How do I show that $(S, \oplus, \otimes)$ is a ring? I understand the axioms which a set needs to satisfy, but I'm getting confused.
 A: You show that the axioms hold one by one. Let $(a,a'),(b,b'),(c,c') \in S$. 


*

*Closure of addition: $(a,a')\oplus (b,b')=(a+b,a'+b') \in S$. 

*Associativity of addition: $(a,a')\oplus ((b,b') \oplus (c,c'))=(a,a')\oplus (b+c,b'+c')=(a+b+c,a'+b'+c')=(a+b,a'+b')\oplus (c,c') = ((a,b)\oplus (a',b'))\oplus (c,c')$.

*Commutativity of addition: Try this one yourself. 

*Additive identity: Show that $(0_R,0_R)$ is the additive identity.

*Additive inverse: Show that for an element $(a,a')$ the additive inverse is $(-a,-a)$, where $-a$ is the additive inverse of $a$ in $R$. 

*Closure of multiplication: Try this yourself. [Hint: similar to 1. but using $\otimes$ instead of $\oplus$] 

*Associativity of multiplication: Try this yourself. [Hint: similar to 2. but using $\otimes$ instead of $\oplus$]
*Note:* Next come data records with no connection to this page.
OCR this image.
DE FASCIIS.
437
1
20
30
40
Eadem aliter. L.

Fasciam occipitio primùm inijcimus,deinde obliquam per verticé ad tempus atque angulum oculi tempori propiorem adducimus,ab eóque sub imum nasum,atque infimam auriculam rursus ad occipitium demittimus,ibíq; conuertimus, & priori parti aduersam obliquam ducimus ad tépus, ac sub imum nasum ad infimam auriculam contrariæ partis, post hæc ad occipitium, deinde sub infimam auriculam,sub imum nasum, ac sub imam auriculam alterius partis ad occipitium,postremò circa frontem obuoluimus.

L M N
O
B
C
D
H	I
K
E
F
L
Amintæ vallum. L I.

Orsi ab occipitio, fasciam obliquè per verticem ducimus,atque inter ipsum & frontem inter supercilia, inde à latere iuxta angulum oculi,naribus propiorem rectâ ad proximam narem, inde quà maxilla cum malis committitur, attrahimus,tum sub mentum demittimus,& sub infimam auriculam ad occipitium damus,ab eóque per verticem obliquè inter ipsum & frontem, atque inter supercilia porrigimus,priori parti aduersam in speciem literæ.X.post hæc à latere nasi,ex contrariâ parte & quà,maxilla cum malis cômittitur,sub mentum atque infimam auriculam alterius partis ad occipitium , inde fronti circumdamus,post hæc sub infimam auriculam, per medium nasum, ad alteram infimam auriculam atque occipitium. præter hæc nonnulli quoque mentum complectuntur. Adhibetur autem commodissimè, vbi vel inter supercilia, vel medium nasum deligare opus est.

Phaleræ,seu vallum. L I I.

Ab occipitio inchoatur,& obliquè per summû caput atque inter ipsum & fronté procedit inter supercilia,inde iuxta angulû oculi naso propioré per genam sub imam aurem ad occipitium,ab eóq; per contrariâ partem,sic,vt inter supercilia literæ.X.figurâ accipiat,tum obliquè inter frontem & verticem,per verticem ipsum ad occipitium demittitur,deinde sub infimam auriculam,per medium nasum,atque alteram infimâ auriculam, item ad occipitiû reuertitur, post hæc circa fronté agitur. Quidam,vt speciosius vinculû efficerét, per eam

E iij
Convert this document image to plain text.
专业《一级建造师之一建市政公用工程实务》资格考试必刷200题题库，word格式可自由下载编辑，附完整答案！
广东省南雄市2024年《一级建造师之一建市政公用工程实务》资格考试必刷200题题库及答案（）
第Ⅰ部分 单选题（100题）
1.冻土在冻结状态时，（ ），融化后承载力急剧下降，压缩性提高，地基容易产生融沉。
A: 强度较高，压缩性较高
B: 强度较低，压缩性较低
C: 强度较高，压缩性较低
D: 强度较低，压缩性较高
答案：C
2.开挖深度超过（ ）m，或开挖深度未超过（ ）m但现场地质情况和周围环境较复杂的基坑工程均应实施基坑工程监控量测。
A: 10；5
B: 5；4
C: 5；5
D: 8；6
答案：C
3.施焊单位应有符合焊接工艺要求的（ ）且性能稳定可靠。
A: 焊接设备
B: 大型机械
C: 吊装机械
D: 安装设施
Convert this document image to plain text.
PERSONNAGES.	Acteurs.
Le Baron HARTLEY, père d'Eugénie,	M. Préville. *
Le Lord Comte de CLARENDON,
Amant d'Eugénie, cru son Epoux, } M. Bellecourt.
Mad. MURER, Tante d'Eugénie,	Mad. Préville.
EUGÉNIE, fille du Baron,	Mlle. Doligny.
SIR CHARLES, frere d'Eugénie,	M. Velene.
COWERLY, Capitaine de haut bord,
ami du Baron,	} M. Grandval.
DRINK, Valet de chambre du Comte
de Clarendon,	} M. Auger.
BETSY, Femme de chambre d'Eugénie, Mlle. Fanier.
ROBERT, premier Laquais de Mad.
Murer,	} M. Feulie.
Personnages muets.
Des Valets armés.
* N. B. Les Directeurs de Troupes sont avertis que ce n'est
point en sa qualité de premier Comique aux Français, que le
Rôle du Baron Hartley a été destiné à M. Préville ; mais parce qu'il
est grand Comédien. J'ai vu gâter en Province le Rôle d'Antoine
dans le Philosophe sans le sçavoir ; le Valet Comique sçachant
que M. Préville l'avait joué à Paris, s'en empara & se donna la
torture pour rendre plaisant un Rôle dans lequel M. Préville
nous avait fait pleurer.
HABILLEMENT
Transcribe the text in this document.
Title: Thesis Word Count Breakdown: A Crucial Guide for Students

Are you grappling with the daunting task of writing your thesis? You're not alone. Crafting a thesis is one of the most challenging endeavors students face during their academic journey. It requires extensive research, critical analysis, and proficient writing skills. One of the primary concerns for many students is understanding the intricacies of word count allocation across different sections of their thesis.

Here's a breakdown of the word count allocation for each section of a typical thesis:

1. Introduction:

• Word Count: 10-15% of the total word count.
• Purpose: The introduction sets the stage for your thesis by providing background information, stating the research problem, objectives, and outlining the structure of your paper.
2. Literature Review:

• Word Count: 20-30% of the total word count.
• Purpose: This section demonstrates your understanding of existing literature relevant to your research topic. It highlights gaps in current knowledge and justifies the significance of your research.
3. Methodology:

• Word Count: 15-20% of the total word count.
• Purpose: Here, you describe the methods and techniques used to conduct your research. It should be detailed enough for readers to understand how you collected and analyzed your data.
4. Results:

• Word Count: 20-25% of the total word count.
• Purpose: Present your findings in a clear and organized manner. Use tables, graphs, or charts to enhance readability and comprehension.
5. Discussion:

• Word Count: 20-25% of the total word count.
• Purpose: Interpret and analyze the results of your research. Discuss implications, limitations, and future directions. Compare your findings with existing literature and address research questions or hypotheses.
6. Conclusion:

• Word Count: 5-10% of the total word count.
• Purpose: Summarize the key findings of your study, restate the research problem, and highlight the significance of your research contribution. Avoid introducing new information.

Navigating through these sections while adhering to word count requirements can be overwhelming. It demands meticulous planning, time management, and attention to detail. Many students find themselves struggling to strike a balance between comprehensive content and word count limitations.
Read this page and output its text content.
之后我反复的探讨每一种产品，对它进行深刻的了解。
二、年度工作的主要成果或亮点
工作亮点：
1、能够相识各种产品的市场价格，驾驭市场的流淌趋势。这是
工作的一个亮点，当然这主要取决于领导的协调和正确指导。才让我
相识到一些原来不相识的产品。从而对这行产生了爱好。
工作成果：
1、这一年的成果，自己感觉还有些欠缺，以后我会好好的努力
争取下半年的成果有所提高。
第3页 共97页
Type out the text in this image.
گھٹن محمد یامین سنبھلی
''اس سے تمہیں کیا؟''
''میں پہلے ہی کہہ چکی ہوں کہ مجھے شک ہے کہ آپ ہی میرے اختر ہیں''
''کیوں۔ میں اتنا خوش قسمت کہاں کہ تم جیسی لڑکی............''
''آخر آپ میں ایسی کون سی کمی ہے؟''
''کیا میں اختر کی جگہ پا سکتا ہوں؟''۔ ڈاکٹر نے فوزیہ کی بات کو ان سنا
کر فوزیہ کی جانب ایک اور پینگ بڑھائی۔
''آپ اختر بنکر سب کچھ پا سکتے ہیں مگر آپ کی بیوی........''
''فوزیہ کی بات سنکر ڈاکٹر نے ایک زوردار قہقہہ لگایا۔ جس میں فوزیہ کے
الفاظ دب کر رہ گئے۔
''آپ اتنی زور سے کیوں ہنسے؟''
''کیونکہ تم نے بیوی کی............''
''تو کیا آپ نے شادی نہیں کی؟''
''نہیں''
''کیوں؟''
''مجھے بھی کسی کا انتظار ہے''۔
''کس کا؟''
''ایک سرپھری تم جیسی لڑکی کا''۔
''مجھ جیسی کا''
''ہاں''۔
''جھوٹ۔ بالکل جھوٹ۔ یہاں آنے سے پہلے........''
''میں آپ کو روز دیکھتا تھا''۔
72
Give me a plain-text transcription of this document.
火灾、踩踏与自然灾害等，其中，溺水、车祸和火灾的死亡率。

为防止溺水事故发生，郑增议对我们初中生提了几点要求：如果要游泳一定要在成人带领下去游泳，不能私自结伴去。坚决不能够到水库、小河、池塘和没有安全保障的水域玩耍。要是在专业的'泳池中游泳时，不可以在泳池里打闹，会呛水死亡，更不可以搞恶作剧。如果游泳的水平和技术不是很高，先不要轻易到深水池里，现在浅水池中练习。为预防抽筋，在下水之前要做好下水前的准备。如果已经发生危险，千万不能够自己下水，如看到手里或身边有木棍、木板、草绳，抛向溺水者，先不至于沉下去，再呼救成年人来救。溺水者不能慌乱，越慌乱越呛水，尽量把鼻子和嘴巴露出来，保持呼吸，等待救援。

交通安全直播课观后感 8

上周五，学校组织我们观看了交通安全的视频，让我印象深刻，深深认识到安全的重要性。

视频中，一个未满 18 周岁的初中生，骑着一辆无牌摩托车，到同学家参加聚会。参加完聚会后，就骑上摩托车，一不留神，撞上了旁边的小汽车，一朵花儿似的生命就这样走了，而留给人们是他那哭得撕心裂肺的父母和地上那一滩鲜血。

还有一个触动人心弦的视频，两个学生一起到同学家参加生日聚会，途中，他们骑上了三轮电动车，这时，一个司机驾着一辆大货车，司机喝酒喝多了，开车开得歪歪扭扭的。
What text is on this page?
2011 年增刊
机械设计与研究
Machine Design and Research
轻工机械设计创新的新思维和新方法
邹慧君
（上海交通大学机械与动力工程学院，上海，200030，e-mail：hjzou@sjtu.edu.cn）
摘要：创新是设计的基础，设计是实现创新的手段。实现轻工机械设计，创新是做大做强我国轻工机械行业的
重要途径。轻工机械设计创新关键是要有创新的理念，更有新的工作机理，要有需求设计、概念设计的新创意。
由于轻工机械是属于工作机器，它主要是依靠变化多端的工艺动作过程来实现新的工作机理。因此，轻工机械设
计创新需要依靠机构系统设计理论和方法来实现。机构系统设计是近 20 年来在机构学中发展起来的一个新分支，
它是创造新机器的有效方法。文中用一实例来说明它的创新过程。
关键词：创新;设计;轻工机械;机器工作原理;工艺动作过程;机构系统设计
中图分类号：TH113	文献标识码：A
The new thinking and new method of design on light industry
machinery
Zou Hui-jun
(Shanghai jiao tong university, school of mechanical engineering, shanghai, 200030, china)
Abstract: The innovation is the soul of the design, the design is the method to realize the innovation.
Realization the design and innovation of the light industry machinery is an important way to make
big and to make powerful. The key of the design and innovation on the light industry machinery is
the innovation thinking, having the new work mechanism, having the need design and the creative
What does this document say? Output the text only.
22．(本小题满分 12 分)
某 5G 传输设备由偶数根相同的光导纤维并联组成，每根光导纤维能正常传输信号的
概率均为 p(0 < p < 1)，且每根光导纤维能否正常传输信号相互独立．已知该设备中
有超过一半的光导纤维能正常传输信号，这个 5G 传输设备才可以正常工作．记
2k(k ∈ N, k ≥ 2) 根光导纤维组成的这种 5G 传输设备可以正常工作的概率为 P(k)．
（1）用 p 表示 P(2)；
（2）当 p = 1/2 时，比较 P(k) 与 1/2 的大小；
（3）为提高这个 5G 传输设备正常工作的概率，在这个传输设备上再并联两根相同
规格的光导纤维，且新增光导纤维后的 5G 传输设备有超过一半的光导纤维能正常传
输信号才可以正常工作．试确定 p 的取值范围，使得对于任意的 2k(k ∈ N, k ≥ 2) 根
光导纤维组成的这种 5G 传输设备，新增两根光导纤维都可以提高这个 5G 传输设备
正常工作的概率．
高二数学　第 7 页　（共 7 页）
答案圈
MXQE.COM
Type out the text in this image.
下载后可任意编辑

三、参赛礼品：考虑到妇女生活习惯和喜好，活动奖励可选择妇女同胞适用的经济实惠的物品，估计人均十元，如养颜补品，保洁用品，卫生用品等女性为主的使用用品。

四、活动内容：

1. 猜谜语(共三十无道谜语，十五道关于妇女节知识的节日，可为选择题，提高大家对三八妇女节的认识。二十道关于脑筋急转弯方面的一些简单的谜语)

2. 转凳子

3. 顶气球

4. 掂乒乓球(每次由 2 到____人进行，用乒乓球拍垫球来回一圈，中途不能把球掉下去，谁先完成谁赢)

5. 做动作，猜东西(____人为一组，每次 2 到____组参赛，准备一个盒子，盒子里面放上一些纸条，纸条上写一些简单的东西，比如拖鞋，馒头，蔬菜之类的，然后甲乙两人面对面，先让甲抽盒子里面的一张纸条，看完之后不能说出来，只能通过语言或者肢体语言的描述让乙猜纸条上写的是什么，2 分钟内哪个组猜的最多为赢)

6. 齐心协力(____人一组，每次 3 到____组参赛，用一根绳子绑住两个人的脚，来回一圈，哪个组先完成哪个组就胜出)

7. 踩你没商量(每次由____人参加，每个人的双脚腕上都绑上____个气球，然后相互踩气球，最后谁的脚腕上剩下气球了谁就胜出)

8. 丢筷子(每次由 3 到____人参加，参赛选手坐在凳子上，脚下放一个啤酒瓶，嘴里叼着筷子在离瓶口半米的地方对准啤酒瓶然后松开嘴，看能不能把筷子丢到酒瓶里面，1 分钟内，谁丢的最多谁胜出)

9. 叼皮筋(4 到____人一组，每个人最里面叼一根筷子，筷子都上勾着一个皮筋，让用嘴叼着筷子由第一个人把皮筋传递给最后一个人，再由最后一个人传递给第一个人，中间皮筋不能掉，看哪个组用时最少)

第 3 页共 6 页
*Distributivity: Work out $(a,a')\otimes ((b,b')\oplus (c,c'))$. Then work out $((a,a')\otimes (b,b')) \oplus ((a,a')\otimes (c,c'))$. They are the same so distributivity holds from one side. Now you need to show similarly that $((a,a')\oplus (b,b'))\otimes (c,c') =((a,a')\otimes (c,c'))\oplus ((a,a')\otimes (b,b'))$. 


I hope that helps you.